/investigations/truth
Navigation

Deuxième vague: oui, le Québec s’en tire mieux

Francois Legault masque
Photo d'archives

Coup d'oeil sur cet article

Débusquer les fausses nouvelles, vérifier les déclarations des politiciens, trouver les vrais chiffres : notre Bureau d’enquête, basé à Montréal, à Québec et à Ottawa, se spécialise dans l’art de rétablir les faits. Chaque samedi, nos journalistes et recherchistes vous présentent leurs trouvailles pour vous permettre d’y voir plus clair dans l’actualité de la semaine.


L'ÉNONCÉ 

Le premier ministre, François Legault, a affirmé mardi que le Québec se portait mieux que d’autres pays, avant d’annoncer de nouvelles restrictions pendant le temps des Fêtes pour limiter la propagation du coronavirus.  

« Quand on se compare avec les États-Unis, quand on se compare avec la plupart des pays en Europe, on voit que dans la deuxième vague, entre autres, si on prend les chiffres depuis le 1er septembre, on s’en sort mieux sur à peu près tous les indicateurs qu’ailleurs dans le monde », a-t-il soutenu. 

LES FAITS 

M. Legault a raison, le Québec se trouve généralement en meilleure posture que l’Europe et nos voisins américains.  

Nous avons calculé le nombre de cas de coronavirus et de décès enregistrés du 1er septembre au 14 décembre au Québec, aux États-Unis et dans les pays européens de plus d’un million d’habitants à partir des données du Centre européen de prévention et de contrôle des maladies et de l’INSPQ.  

Si l’on compare avec la taille de la population, la majorité des pays ont un taux plus élevé que les 1229 cas par 100 000 habitants enregistrés au Québec depuis le début de l’automne. 

C’est le cas, par exemple, en France (3132), au Royaume-Uni (2273) et en Italie (2610).
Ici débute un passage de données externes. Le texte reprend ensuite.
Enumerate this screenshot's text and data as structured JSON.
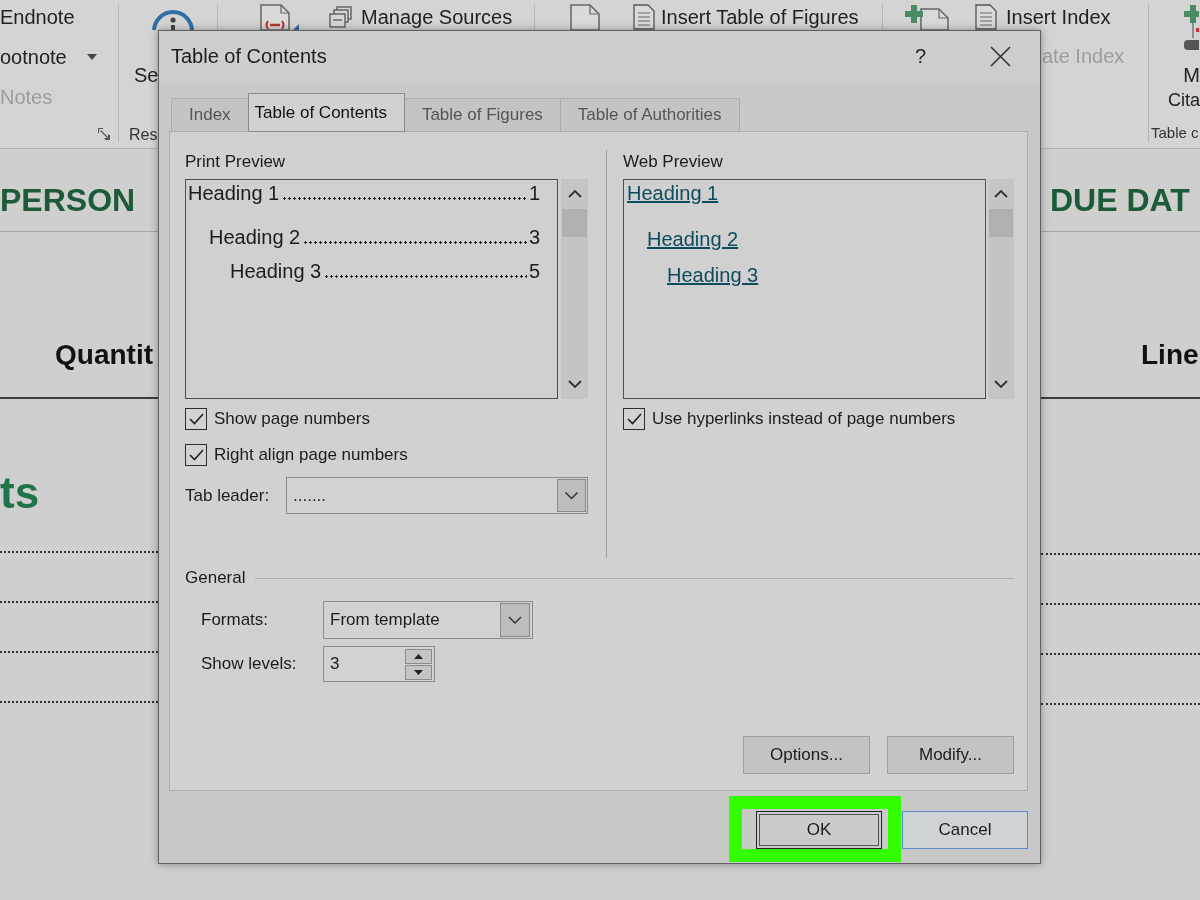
{
  "ribbon": {
    "footnotes": {
      "items": [
        {
          "label": "Endnote",
          "disabled": false,
          "dropdown": false
        },
        {
          "label": "ootnote",
          "disabled": false,
          "dropdown": true
        },
        {
          "label": "Notes",
          "disabled": true,
          "dropdown": false
        }
      ]
    },
    "research": {
      "command": "Se",
      "group_label": "Res"
    },
    "citations": {
      "commands": [
        {
          "label": "Manage Sources",
          "disabled": false
        }
      ]
    },
    "captions": {
      "commands": [
        {
          "label": "Insert Table of Figures",
          "disabled": false
        }
      ]
    },
    "index": {
      "commands": [
        {
          "label": "Insert Index",
          "disabled": false
        },
        {
          "label": "ate Index",
          "disabled": true
        }
      ]
    },
    "authorities": {
      "command_lines": [
        "M",
        "Cita"
      ],
      "group_label": "Table c"
    }
  },
  "document": {
    "left": {
      "header": "PERSON",
      "column_label": "Quantit",
      "section_heading": "ts"
    },
    "right": {
      "header": "DUE DAT",
      "column_label": "Line"
    }
  },
  "dialog": {
    "title": "Table of Contents",
    "help": "?",
    "tabs": [
      {
        "label": "Index",
        "selected": false
      },
      {
        "label": "Table of Contents",
        "selected": true
      },
      {
        "label": "Table of Figures",
        "selected": false
      },
      {
        "label": "Table of Authorities",
        "selected": false
      }
    ],
    "print_preview": {
      "label": "Print Preview",
      "entries": [
        {
          "text": "Heading 1",
          "page": "1",
          "children": [
            {
              "text": "Heading 2",
              "page": "3",
              "children": [
                {
                  "text": "Heading 3",
                  "page": "5"
                }
              ]
            }
          ]
        }
      ]
    },
    "print_options": [
      {
        "label": "Show page numbers",
        "checked": true
      },
      {
        "label": "Right align page numbers",
        "checked": true
      }
    ],
    "tab_leader": {
      "label": "Tab leader:",
      "value": "......."
    },
    "web_preview": {
      "label": "Web Preview",
      "entries": [
        {
          "text": "Heading 1",
          "children": [
            {
              "text": "Heading 2",
              "children": [
                {
                  "text": "Heading 3"
                }
              ]
            }
          ]
        }
      ]
    },
    "web_options": [
      {
        "label": "Use hyperlinks instead of page numbers",
        "checked": true
      }
    ],
    "general": {
      "label": "General",
      "formats": {
        "label": "Formats:",
        "value": "From template"
      },
      "show_levels": {
        "label": "Show levels:",
        "value": "3"
      }
    },
    "side_buttons": [
      "Options...",
      "Modify..."
    ],
    "footer_buttons": [
      {
        "label": "OK",
        "default": true,
        "highlighted": true
      },
      {
        "label": "Cancel",
        "default": false,
        "highlighted": false
      }
    ]
  }
}
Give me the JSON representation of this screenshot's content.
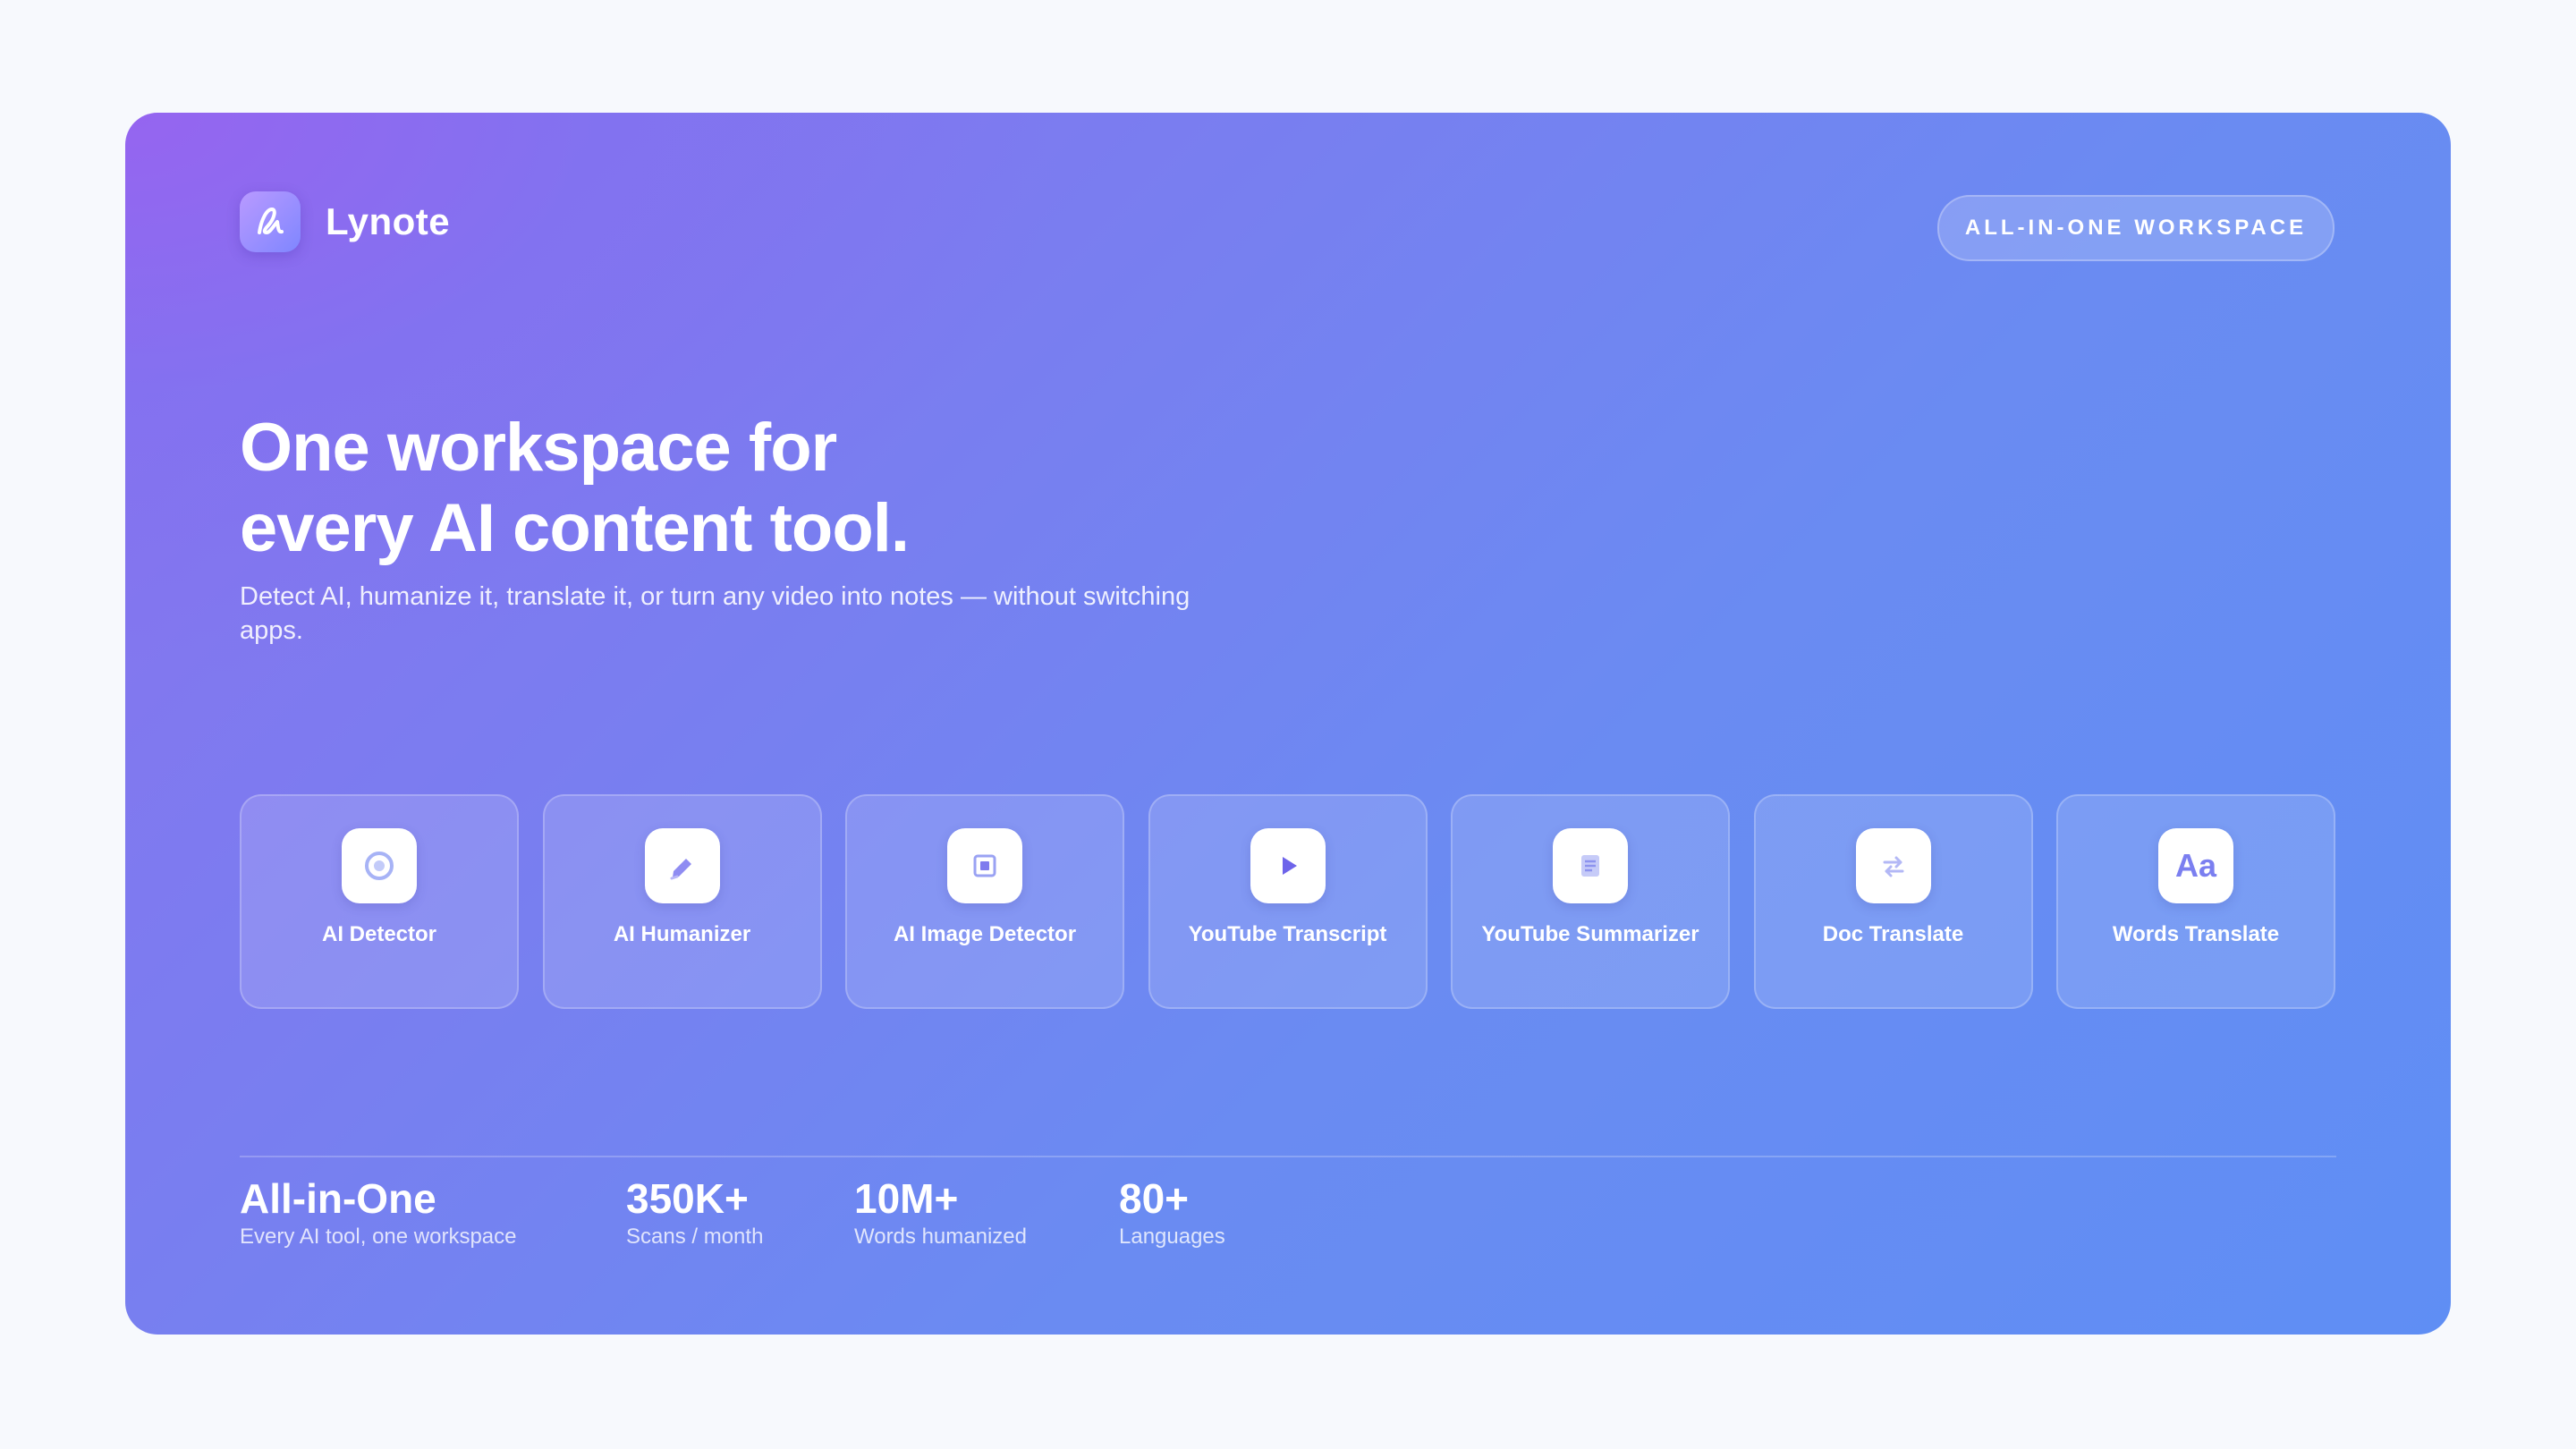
{
  "brand": {
    "name": "Lynote",
    "logo_icon": "script-l-icon"
  },
  "badge": {
    "label": "ALL-IN-ONE WORKSPACE"
  },
  "hero": {
    "headline_line1": "One workspace for",
    "headline_line2": "every AI content tool.",
    "subline": "Detect AI, humanize it, translate it, or turn any video into notes — without switching apps."
  },
  "tools": [
    {
      "label": "AI Detector",
      "icon": "shield-icon",
      "glyph": ""
    },
    {
      "label": "AI Humanizer",
      "icon": "pen-icon",
      "glyph": ""
    },
    {
      "label": "AI Image Detector",
      "icon": "image-frame-icon",
      "glyph": ""
    },
    {
      "label": "YouTube Transcript",
      "icon": "play-icon",
      "glyph": ""
    },
    {
      "label": "YouTube Summarizer",
      "icon": "document-icon",
      "glyph": ""
    },
    {
      "label": "Doc Translate",
      "icon": "swap-arrows-icon",
      "glyph": ""
    },
    {
      "label": "Words Translate",
      "icon": "text-aa-icon",
      "glyph": "Aa"
    }
  ],
  "stats": [
    {
      "value": "All-in-One",
      "label": "Every AI tool, one workspace"
    },
    {
      "value": "350K+",
      "label": "Scans / month"
    },
    {
      "value": "10M+",
      "label": "Words humanized"
    },
    {
      "value": "80+",
      "label": "Languages"
    }
  ],
  "colors": {
    "gradient_start": "#8a72ee",
    "gradient_end": "#5f8ef4",
    "icon_accent": "#7b7ff0"
  }
}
Pour le taux de décès, le Québec s’en tire mieux que 29 pays sur 41 analysés. Certains États se portent toutefois mieux que la province, comme la Finlande et la Norvège. 

– Sarah Daoust-Braun 

Le chiffre de la semaine : 64 % 

Il s’agit du pourcentage de mères ayant déclaré être les principales responsables de l’enseignement à la maison durant la pandémie.

Dans un article publié cette semaine par Statistique Canada sur les répercussions de la COVID-19 chez les parents, on apprend que 64 % des femmes ayant répondu au sondage considèrent qu’elles sont surtout responsables d’enseigner à domicile ou d’aider les enfants à faire leurs devoirs.

Chez les hommes, ce pourcentage est de 19 %.

Les conclusions de l’article indiquent que la fermeture des écoles et des garderies a généralement alourdi les tâches parentales, plus souvent effectuées par les femmes.

La présence de davantage d’hommes à la maison aurait favorisé une meilleure répartition des responsabilités, mais la majorité des tâches sont restées entre les mains des femmes.